Another court has weighed in on whether simply applying for a copyright registration is sufficient for a plaintiff to bring an infringement suit, with the Eastern District of Michigan holding that an application alone—without formal registration—is insufficient.

Section 411(a) of the Copyright Act states that a plaintiff must register its copyright before filing an infringement lawsuit. But there is a circuit split as to whether a copyright is registered at the time the Copyright Office receives the application (the “application approach”) or at the time the Office actually acts on the application (the “registration approach”). The Fifth, Seventh, and Ninth circuits have adopted the application approach, while the Tenth and Eleventh Circuits have adopted the registration approach.

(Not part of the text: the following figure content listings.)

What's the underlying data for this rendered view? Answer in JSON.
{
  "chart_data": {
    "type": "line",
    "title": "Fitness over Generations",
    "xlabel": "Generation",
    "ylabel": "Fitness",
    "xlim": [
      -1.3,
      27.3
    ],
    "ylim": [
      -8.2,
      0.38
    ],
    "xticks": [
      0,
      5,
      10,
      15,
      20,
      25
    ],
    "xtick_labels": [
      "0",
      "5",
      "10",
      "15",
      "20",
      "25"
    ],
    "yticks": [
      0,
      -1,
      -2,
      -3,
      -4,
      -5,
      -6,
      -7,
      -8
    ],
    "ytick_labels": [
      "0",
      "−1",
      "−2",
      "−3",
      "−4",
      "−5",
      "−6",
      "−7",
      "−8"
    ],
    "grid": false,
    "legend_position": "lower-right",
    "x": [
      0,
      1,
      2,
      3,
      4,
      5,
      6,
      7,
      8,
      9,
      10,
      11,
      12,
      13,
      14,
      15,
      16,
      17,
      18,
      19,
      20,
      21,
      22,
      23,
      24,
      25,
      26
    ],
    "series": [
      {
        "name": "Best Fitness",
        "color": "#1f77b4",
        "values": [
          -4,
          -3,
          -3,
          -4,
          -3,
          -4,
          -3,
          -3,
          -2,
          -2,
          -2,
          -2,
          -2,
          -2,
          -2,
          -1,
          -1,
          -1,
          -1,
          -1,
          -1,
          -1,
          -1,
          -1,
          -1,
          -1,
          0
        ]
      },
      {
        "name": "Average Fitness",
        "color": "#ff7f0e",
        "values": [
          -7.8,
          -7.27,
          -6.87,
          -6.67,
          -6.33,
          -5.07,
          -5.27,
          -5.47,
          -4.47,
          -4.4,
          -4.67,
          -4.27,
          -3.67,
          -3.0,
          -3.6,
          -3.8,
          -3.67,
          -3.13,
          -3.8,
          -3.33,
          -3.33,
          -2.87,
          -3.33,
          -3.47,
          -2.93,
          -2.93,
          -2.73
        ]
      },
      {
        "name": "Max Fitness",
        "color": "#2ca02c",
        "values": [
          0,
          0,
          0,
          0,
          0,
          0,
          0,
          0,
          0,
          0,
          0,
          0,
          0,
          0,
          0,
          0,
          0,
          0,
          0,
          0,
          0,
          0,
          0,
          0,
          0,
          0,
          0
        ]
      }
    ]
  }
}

While the Sixth Circuit has yet to take a position on the issue, the Eastern District of Michigan inDoyle Homes, Inc. v. Signature Group of Livingston, Inc., held this month that the plain language of the statute “unambiguously supports the registration approach.” No. 14-12933, 2014 WL 6606974, at *3 (E.D. Mich. Nov. 19, 2014). The court explained that “reading the word ‘registration’ to have the atypical meaning ascribed to it under the application approach would require courts to give different occurrences of the term ‘registration’ different meanings within the same statutory provision.” Id.

Moreover, the court noted, the Copyright Office does not automatically register an application. Instead, the Register of Copyrights must first consider whether certain requirements are met, including whether the material consists of copyrightable subject matter.

In siding with the Tenth and Eleventh circuits, the district court judge noted that the Fifth and Seventh circuits adopted the application approach without analyzing the text of the statute while the Ninth Circuit unnecessarily went outside the statutory language.